Mikrosimulationsmodell und Datenbasis

Für die Untersuchung wurde eine erweiterte Version des Modells STSM eingesetzt. Das Modell STSM ist ein Mikrosimulationsmodell des DIW Berlin, das die Einkommensteuer und Sozialbeiträge sowie alle wesentlichen Transfers in Deutschland auf der Ebene von Haushalten und den darin lebenden Personen abbildet.infoDas Modell wurde am DIW Berlin für eine größere Zahl von Studien eingesetzt. Eine ausführliche Beschreibung des Modells erfolgt in Viktor Steiner et al. (2012): Documentation of the Tax-Benefit Microsimulation Model STSM. Version 2012. DIW Berlin Data Documentation 63. Die vorliegende Studie basiert auf den Daten des SOEP (v33) von 2010 bis 2015. Die Daten des SOEP repräsentieren die gesamte Bevölkerung in Privathaushalten (außerhalb von Einrichtungen wie Pflegeheimen) in Deutschland.

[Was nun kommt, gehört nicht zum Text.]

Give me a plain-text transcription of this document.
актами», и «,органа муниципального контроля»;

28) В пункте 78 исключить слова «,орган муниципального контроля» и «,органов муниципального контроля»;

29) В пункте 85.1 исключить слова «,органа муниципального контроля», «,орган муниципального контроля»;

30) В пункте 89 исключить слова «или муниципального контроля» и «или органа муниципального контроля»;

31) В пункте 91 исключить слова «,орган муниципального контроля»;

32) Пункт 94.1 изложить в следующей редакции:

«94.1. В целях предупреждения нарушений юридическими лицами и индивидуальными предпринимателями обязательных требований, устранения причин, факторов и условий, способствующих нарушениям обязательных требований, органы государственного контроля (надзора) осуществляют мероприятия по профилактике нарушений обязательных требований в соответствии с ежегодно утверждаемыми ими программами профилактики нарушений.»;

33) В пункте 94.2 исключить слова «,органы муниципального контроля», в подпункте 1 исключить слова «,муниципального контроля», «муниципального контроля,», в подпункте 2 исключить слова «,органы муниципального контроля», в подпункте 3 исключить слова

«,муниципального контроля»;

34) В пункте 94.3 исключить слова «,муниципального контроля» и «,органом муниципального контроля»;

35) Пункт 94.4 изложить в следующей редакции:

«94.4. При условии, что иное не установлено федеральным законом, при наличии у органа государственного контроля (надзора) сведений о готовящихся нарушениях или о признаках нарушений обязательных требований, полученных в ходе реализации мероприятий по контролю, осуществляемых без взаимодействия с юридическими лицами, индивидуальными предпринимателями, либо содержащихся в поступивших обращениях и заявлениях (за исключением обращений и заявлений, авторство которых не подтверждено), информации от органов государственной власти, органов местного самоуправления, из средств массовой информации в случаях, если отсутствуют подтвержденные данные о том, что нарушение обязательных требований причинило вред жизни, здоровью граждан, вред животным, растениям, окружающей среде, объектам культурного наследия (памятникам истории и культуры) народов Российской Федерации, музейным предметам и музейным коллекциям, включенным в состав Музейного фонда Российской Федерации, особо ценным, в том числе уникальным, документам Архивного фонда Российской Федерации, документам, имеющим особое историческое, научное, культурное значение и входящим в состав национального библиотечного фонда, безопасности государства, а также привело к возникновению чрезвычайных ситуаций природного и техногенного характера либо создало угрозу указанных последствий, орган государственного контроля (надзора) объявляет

Auf der Grundlage detaillierter Informationen aus dem SOEP lassen sich Einkommensteuern, Sozialversicherungsbeiträge und Sozialtransfers (Arbeitslosengeld I, Arbeitslosengeld II, Wohngeld, Elterngeld, Kindergeld, Kinderzuschlag, Grundsicherung) simulieren. Dazu enthält das STSM komplexe Simulationsmodule. In diesen Modulen werden für jeden Haushalt, gegebenenfalls auch für jede Person, die Einkommensteuer und die Anspruchsberechtigung sowie die Höhe der Transfers bestimmt.

Für die vorliegende Fragestellung wurden die Transfers im Modell detaillierter abgebildet. Die Abschätzung der Nichtinanspruchnahme der Grundsicherung im Alter erfordert auf der einen Seite die Ermittlung des Grundsicherungsanspruchs und auf der anderen Seite die Ermittlung des anzurechnenden Einkommens sowie des vorrangig einzusetzenden Vermögens.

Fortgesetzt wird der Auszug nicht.